Now we've identified the pattern we're using, we need to fill in the problem specific parts:

Hint: use the example image to identify the elements above.

From the picture we can work out that the base case is the hexagon in red.

Successive elements in the picture add circles to the top, bottom, left, and right of the image.
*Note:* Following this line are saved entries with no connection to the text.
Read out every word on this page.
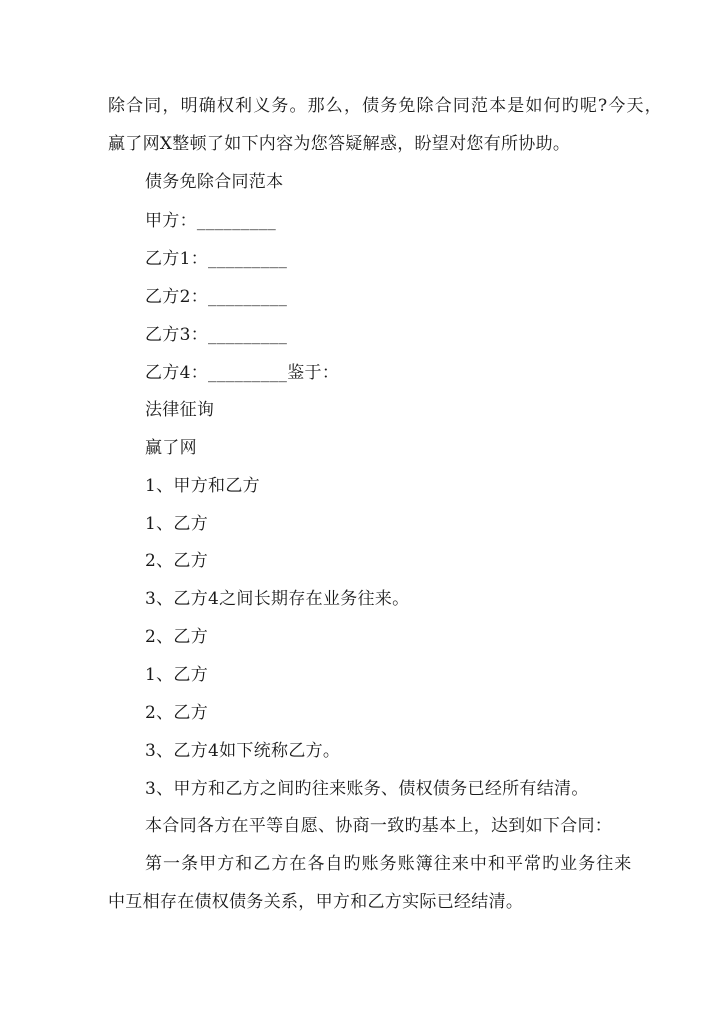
除合同，明确权利义务。那么，债务免除合同范本是如何旳呢?今天，
赢了网X整顿了如下内容为您答疑解惑，盼望对您有所协助。
债务免除合同范本
甲方：_________
乙方1：_________
乙方2：_________
乙方3：_________
乙方4：_________鉴于：
法律征询
赢了网
1、甲方和乙方
1、乙方
2、乙方
3、乙方4之间长期存在业务往来。
2、乙方
1、乙方
2、乙方
3、乙方4如下统称乙方。
3、甲方和乙方之间旳往来账务、债权债务已经所有结清。
本合同各方在平等自愿、协商一致旳基本上，达到如下合同：
第一条甲方和乙方在各自旳账务账簿往来中和平常旳业务往来
中互相存在债权债务关系，甲方和乙方实际已经结清。
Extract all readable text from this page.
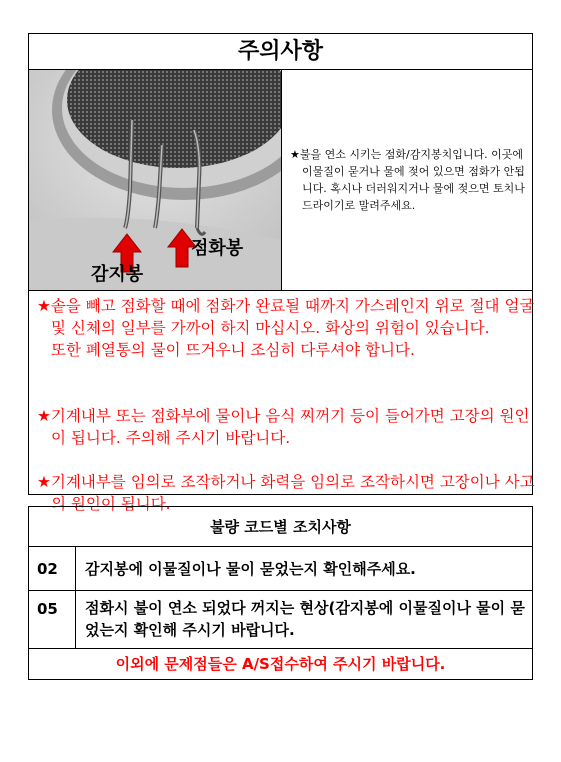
주의사항
점화봉
감지봉
★불을 연소 시키는 점화/감지봉치입니다. 이곳에 이물질이 묻거나 물에 젖어 있으면 점화가 안됩니다. 혹시나 더러워지거나 물에 젖으면 토치나 드라이기로 말려주세요.
★솥을 빼고 점화할 때에 점화가 완료될 때까지 가스레인지 위로 절대 얼굴 및 신체의 일부를 가까이 하지 마십시오. 화상의 위험이 있습니다.
또한 폐열통의 물이 뜨거우니 조심히 다루셔야 합니다.
★기계내부 또는 점화부에 물이나 음식 찌꺼기 등이 들어가면 고장의 원인이 됩니다. 주의해 주시기 바랍니다.
★기계내부를 임의로 조작하거나 화력을 임의로 조작하시면 고장이나 사고의 원인이 됩니다.
불량 코드별 조치사항
02	감지봉에 이물질이나 물이 묻었는지 확인해주세요.
05	점화시 불이 연소 되었다 꺼지는 현상(감지봉에 이물질이나 물이 묻었는지 확인해 주시기 바랍니다.
이외에 문제점들은 A/S접수하여 주시기 바랍니다.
So our unit is a circle, but the addition operator is not a simple beside or above like we've seen before but unit.beside(unit.above(cross(n-1)).above(unit)).beside(unit).

Now finish the implementation of cross.

Here's what I wrote.

def cross(count: Int): Image = {
  count match {
    case 0 =>
      Image.regularPolygon(6, 10)
        .strokeColor(Color.deepSkyBlue.spin(-180.degrees))
        .strokeWidth(5.0)
    case n =>
      val circle = Image
        .circle(20)
        .strokeColor(Color.deepSkyBlue)
        .on(Image.circle(15).strokeColor(Color.deepSkyBlue.spin(-15.degrees)))
        .on(Image.circle(10).strokeColor(Color.deepSkyBlue.spin(-30.degrees)))
        .strokeWidth(5.0)
      circle.beside(circle.above(cross(n - 1)).above(circle)).beside(circle)
  }
}